Cool jazz, one of the most listenable styles of modern “post-bop” jazz, emerged after World War II and was popular from 1949-1955. In direct contrast to energetic bebop, cool jazz emphasized relaxed tempos and a lighter tone. The term itself may have come from a 1953 recording, Classics in Jazz: Cool and Quiet.
Tenor saxophonist Lester Young exerted perhaps the greatest influence on cool jazz. He played with a light sound slightly behind the beat – versus bebop’s driving force – and focused on melodic development rather than chord changes. Miles Davis also influenced cool jazz when he formed his nonet in 1948, which included musicians Gerry Mulligan, Lee Konitz, and Gil Evans. The combo wanted to play with a lighter, more expressive sound, which they did on Birth of the Cool, recorded in 1949-50.
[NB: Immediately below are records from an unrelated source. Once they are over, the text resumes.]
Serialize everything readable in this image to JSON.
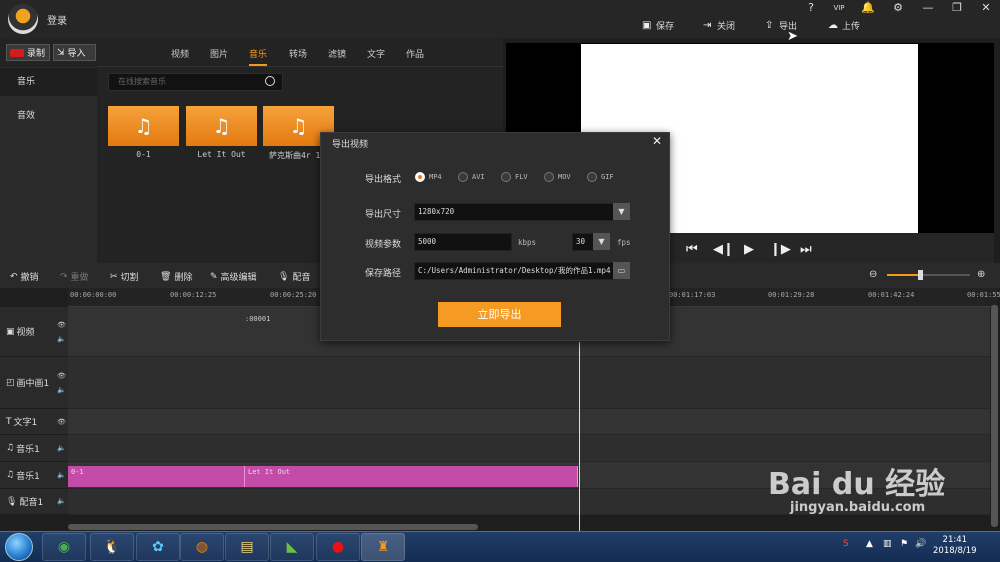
{
  "header": {
    "login": "登录",
    "toolbar": {
      "save": "保存",
      "close": "关闭",
      "export": "导出",
      "upload": "上传"
    },
    "winbtns": {
      "help": "?",
      "vip": "VIP",
      "bell": "🔔",
      "settings": "⚙",
      "minimize": "—",
      "restore": "❐",
      "close": "✕"
    }
  },
  "media": {
    "record": "录制",
    "import": "导入",
    "tabs": [
      "视频",
      "图片",
      "音乐",
      "转场",
      "滤镜",
      "文字",
      "作品"
    ],
    "selected_tab": "音乐",
    "side": [
      "音乐",
      "音效"
    ],
    "search_placeholder": "在线搜索音乐",
    "items": [
      "0-1",
      "Let It Out",
      "萨克斯曲4r 1"
    ]
  },
  "editbar": {
    "undo": "撤销",
    "redo": "重做",
    "cut": "切割",
    "delete": "删除",
    "advanced": "高级编辑",
    "dub": "配音"
  },
  "timeline": {
    "ticks": [
      "00:00:00:00",
      "00:00:12:25",
      "00:00:25:20",
      "00:01:17:03",
      "00:01:29:28",
      "00:01:42:24",
      "00:01:55"
    ],
    "clip_marker": ":00001",
    "tracks": [
      "视频",
      "画中画1",
      "文字1",
      "音乐1",
      "音乐1",
      "配音1"
    ],
    "clips": [
      "0-1",
      "Let It Out"
    ]
  },
  "dialog": {
    "title": "导出视频",
    "format_label": "导出格式",
    "formats": [
      "MP4",
      "AVI",
      "FLV",
      "MOV",
      "GIF"
    ],
    "selected_format": "MP4",
    "size_label": "导出尺寸",
    "size": "1280x720",
    "param_label": "视频参数",
    "bitrate": "5000",
    "bitrate_unit": "kbps",
    "fps": "30",
    "fps_unit": "fps",
    "path_label": "保存路径",
    "path": "C:/Users/Administrator/Desktop/我的作品1.mp4",
    "export_btn": "立即导出"
  },
  "taskbar": {
    "time": "21:41",
    "date": "2018/8/19"
  },
  "watermark": {
    "brand": "Bai du 经验",
    "url": "jingyan.baidu.com"
  }
}
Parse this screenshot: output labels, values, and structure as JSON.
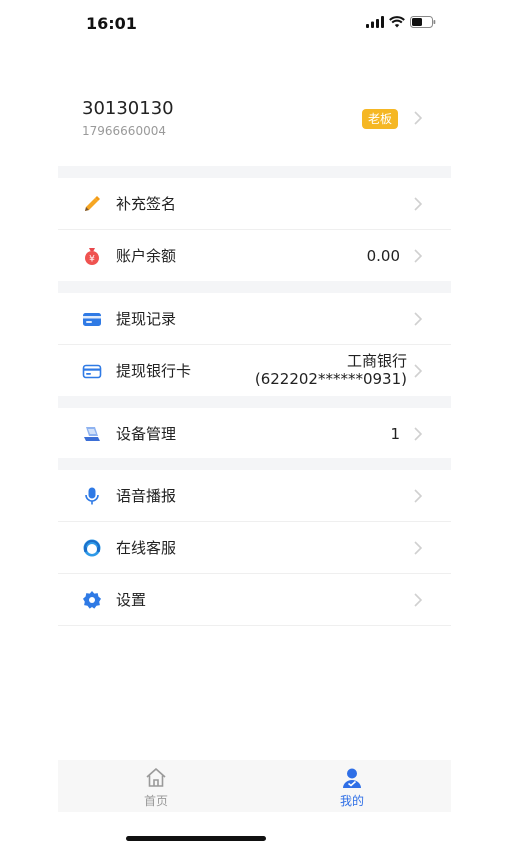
{
  "status": {
    "time": "16:01"
  },
  "profile": {
    "name": "30130130",
    "phone": "17966660004",
    "role_badge": "老板"
  },
  "menu": {
    "signature": {
      "label": "补充签名"
    },
    "balance": {
      "label": "账户余额",
      "value": "0.00"
    },
    "withdraw_records": {
      "label": "提现记录"
    },
    "bank_card": {
      "label": "提现银行卡",
      "bank_name": "工商银行",
      "card_number": "(622202******0931)"
    },
    "devices": {
      "label": "设备管理",
      "value": "1"
    },
    "voice": {
      "label": "语音播报"
    },
    "support": {
      "label": "在线客服"
    },
    "settings": {
      "label": "设置"
    }
  },
  "tabbar": {
    "home": "首页",
    "mine": "我的"
  },
  "colors": {
    "accent": "#2f6fe6",
    "badge": "#f5b724",
    "divider": "#f4f5f7"
  }
}
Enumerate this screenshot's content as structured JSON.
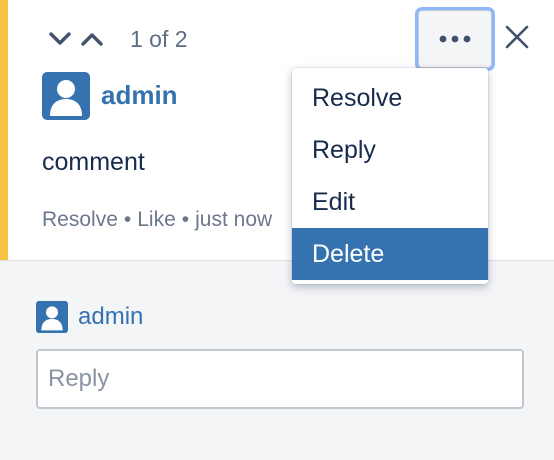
{
  "navigation": {
    "counter": "1 of 2",
    "prev_icon": "chevron-down-icon",
    "next_icon": "chevron-up-icon"
  },
  "comment": {
    "author": "admin",
    "avatar_icon": "user-avatar-icon",
    "body": "comment",
    "actions": [
      {
        "label": "Resolve"
      },
      {
        "label": "Like"
      },
      {
        "label": "just now"
      }
    ],
    "separator": "•"
  },
  "toolbar": {
    "more_icon": "more-options-icon",
    "close_icon": "close-icon"
  },
  "dropdown": {
    "items": [
      {
        "label": "Resolve",
        "active": false
      },
      {
        "label": "Reply",
        "active": false
      },
      {
        "label": "Edit",
        "active": false
      },
      {
        "label": "Delete",
        "active": true
      }
    ]
  },
  "reply": {
    "user": "admin",
    "placeholder": "Reply"
  },
  "colors": {
    "accent": "#f6c342",
    "link": "#3572b0",
    "menu_highlight": "#3572b0",
    "focus_ring": "#8fb7ff",
    "reply_background": "#f4f5f7"
  }
}
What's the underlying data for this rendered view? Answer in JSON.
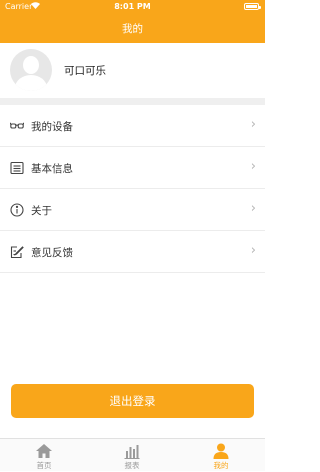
{
  "status_bar": {
    "carrier": "Carrier",
    "time": "8:01 PM"
  },
  "nav": {
    "title": "我的"
  },
  "profile": {
    "username": "可口可乐"
  },
  "menu": [
    {
      "label": "我的设备",
      "icon": "glasses-icon"
    },
    {
      "label": "基本信息",
      "icon": "document-icon"
    },
    {
      "label": "关于",
      "icon": "info-icon"
    },
    {
      "label": "意见反馈",
      "icon": "feedback-icon"
    }
  ],
  "logout": {
    "label": "退出登录"
  },
  "tabs": [
    {
      "label": "首页",
      "icon": "home-icon",
      "active": false
    },
    {
      "label": "报表",
      "icon": "bar-chart-icon",
      "active": false
    },
    {
      "label": "我的",
      "icon": "person-icon",
      "active": true
    }
  ],
  "colors": {
    "accent": "#f9a61a",
    "inactive": "#9a9a9a",
    "background": "#ffffff",
    "separator": "#efefef"
  }
}
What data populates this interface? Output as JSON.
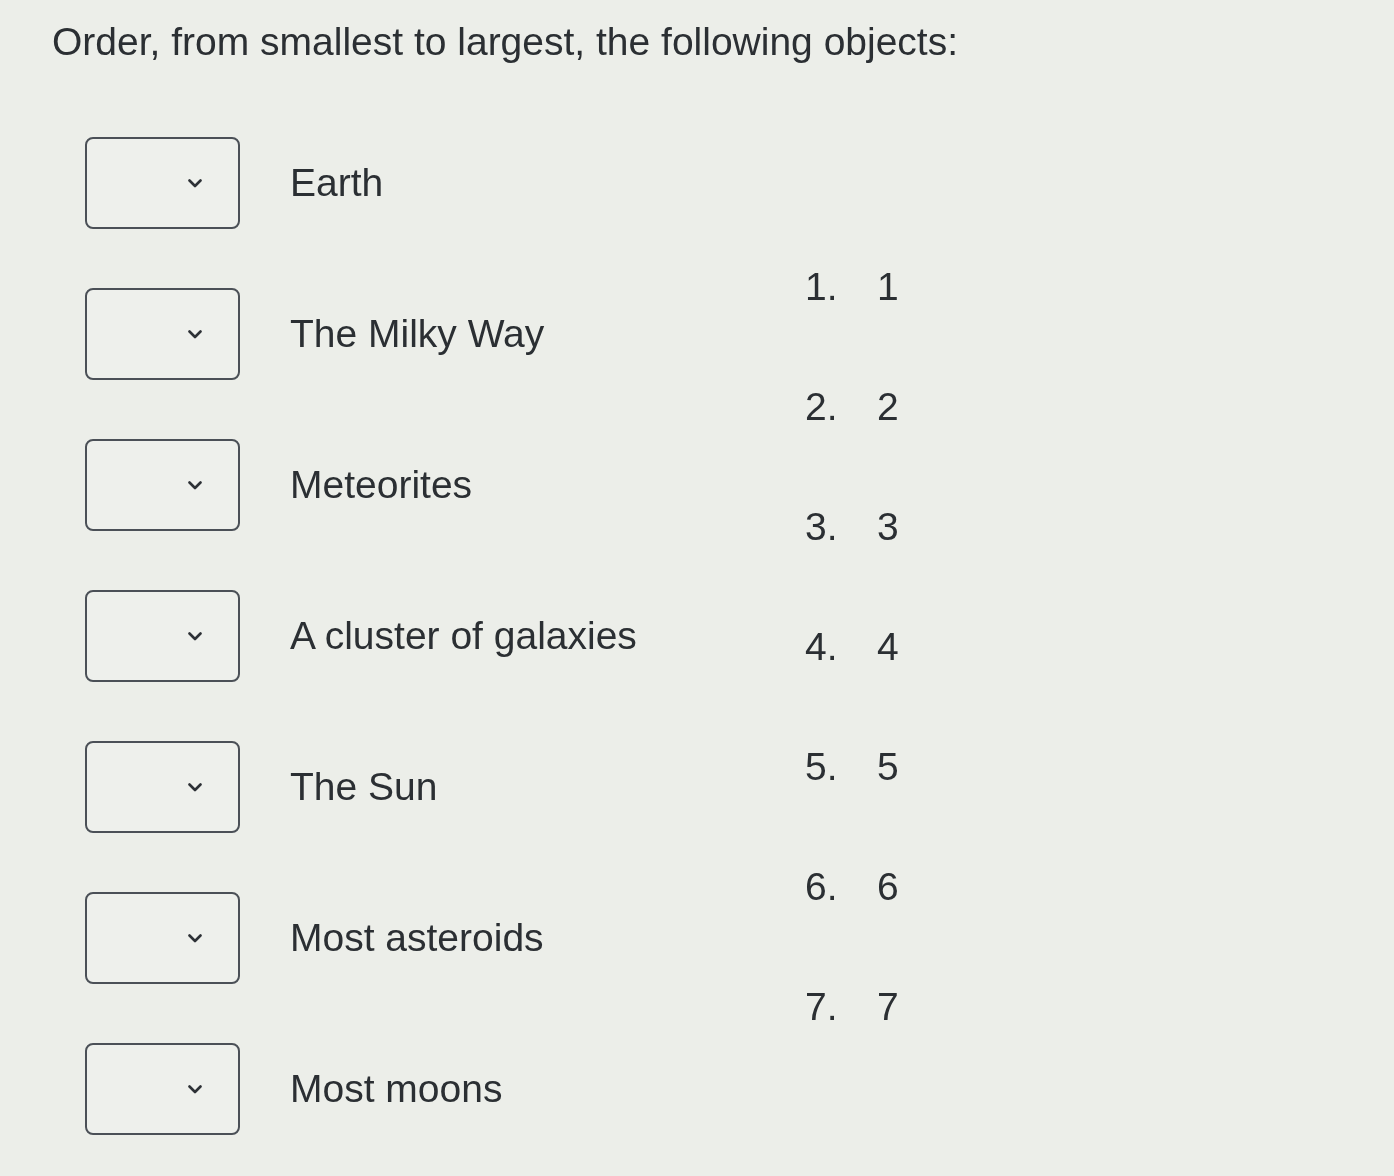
{
  "question": {
    "prompt": "Order, from smallest to largest, the following objects:"
  },
  "items": [
    {
      "label": "Earth"
    },
    {
      "label": "The Milky Way"
    },
    {
      "label": "Meteorites"
    },
    {
      "label": "A cluster of galaxies"
    },
    {
      "label": "The Sun"
    },
    {
      "label": "Most asteroids"
    },
    {
      "label": "Most moons"
    }
  ],
  "options": [
    {
      "number": "1.",
      "value": "1"
    },
    {
      "number": "2.",
      "value": "2"
    },
    {
      "number": "3.",
      "value": "3"
    },
    {
      "number": "4.",
      "value": "4"
    },
    {
      "number": "5.",
      "value": "5"
    },
    {
      "number": "6.",
      "value": "6"
    },
    {
      "number": "7.",
      "value": "7"
    }
  ]
}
Scholars have delineated four overlapping categories of cool jazz: softer variants of bebop, like Miles Davis’ Birth of the Cool; musicians like Dave Brubeck and Paul Desmond, who favored complex swing-era developments; West Coast jazz, which included California-based musicians active in either of the first two categories; and expository jazz of the 1950s.
Cool jazz took a large step away from fiery bebop, often using formal arrangements and incorporating classical music elements, though it pushes these elements further with unusual harmonies and whole tone scales. Cool jazz is generally played with clear expression and focuses on emotions. Musicians of this school tend to experiment with harmony, rhythm, and improvisation.
Probably one of the most famous cool jazz pianists is Dave Brubeck. He formed The Dave Brubeck Quartet in 1951 along with saxophonist Paul Desmond. Their most iconic album remains 1959’s Time Out. In his compositions, Brubeck experimented with unusual time signatures – 5/4, 7/4, 9/8 – and played up contrasts in rhythm, meter, and tonality.
Other cool jazz pianists were Teddy Wilson, who played with a light touch, and John Lewis, whose piano solo on the recording of Dizzy Gillespie’s 1948 “Round Midnight” anticipated cool jazz. Leo Tristano interweaved rhythmic complexities with advanced harmonies and an intricate improvisation style; he pushed forward solo jazz piano with his 1962 recording The New Tristano.
Cool jazz influenced the development of other jazz styles such as bossa nova and modal jazz (especially Miles Davis’ 1959 Kind of Blue). It also influenced such diverse genres as New Age, minimalism, pop, folk, and world music.